Tharlo, in proiezione al Festival del Cinema di Venezia, racconta di un uomo che ritrova se stesso. Ci puoi raccontare di più della fase della scrittura e del personaggio? Perché hai scelto Shide Nyima, famoso attore e poeta tibetano?
Tharlo, è una rivisitazione di un mio libro di racconti. Avevo una base forte su cui costruire una storia, e la fase di scrittura non è stata molto faticosa. Nella sceneggiatura ho voluto porre attenzione sulla condizione personale del protagonista. Nel film, sono molti gli ostacoli che deve superare, succedono molte cose, ma soprattutto, è la scoperta dell’amore ha dargli tutti gli stimoli costruttivi di cui ha bisogno. Tharlo è interpretato da Shide Nyima, un attore molto famoso, davvero molto diverso dal protagonista. Ma Shide Nyima, lo conosco da molto tempo e sono convinto che possieda comunque dei lati del suo carattere molto simili a quelli di Tharlo. Poi anche lui, non si è mai tagliato i capelli per diciassette anni, e usa tenerli raccolti in una lunga coda, una caratteristica molto simile a Tharlo.

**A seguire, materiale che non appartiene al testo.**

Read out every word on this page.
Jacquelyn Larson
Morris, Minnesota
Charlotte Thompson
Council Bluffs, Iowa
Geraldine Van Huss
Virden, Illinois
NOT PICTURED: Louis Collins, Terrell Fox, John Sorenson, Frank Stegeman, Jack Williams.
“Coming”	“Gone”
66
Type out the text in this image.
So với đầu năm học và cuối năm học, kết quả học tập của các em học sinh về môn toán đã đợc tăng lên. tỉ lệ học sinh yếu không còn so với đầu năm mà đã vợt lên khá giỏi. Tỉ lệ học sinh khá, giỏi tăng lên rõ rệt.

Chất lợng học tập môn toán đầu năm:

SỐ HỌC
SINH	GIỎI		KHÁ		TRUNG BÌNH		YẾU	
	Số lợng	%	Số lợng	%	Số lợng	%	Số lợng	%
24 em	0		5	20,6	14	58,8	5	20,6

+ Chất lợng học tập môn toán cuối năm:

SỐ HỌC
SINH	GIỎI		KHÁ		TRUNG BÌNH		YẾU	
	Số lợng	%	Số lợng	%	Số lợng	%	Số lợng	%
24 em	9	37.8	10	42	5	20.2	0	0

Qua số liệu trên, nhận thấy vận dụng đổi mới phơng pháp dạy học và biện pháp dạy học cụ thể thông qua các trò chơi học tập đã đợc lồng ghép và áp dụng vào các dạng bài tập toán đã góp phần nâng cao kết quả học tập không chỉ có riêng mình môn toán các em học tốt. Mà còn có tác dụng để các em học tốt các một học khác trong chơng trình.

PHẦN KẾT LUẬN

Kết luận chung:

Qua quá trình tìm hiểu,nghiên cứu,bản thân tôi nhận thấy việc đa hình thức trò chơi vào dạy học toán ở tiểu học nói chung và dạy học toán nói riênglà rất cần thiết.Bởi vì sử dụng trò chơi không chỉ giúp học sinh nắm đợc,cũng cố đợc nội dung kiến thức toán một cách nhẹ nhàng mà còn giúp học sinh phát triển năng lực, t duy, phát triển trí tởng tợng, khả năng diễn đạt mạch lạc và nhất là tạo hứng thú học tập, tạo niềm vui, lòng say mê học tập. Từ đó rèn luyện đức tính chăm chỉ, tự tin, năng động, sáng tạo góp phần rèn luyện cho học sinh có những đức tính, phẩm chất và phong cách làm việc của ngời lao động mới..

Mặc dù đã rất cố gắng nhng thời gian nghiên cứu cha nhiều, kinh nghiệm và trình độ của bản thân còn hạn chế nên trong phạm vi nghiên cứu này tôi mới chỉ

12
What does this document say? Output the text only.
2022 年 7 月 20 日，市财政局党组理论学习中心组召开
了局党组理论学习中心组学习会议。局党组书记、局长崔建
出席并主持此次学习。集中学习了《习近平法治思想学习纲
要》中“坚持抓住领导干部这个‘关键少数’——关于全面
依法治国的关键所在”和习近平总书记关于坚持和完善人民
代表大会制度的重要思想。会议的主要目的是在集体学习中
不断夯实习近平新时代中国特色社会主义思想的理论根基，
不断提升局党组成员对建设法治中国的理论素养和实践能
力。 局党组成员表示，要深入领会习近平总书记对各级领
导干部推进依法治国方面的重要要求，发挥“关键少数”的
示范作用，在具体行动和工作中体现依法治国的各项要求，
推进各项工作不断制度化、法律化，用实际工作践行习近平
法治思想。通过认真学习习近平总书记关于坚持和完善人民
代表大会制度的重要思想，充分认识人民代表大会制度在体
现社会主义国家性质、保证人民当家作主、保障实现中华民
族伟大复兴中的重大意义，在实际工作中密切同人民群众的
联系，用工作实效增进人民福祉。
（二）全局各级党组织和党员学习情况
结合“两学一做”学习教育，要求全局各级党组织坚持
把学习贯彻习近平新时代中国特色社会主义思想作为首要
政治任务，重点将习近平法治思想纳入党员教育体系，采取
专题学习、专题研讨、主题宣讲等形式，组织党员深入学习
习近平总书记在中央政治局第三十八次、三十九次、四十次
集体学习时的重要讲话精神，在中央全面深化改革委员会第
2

Hai paura di essere etichettato come il regista tibetano? Hai in mente un lavoro che non ha a che vedere con il Tibet?
Sono tibetano, e questo è fuor di ogni dubbio, ma non voglio che lo si sottolinei troppo perché porge il fianco a tutto un altro significato. Io sono un regista e voglio girare dei lavori a modo mio, in una modalità che contraddistingue la mia persona, in modo da poter esprimere me stesso, come fanno tutti i registi al mondo. Quando ci saranno delle effettive opportunità girerò anche io un film che non ha a che vedere con il Tibet. Anzi, ti dirò, ho fatto già dei tentativi in questa direzione.
Quali sono i tuoi registi di riferimento e perché? Secondo te che caratteristiche deve avere un regista per riuscire a condurre il set senza troppe difficoltà?
Ammiro molto i registi con una grande creatività, che nonostante i vari momenti della vita, nonostante la crescita e maturazione, riescono comunque ad essere sempre originali. Il regista deve avere solamente una grande fantasia, un’abilità tecnica e deve stare bene in salute. Consiglio a tutti di vedere i classici del cinema, sono lavori che sebbene abbiano fatto il loro tempo, sono sopravvissuti a tutto e meritano di essere rivisti.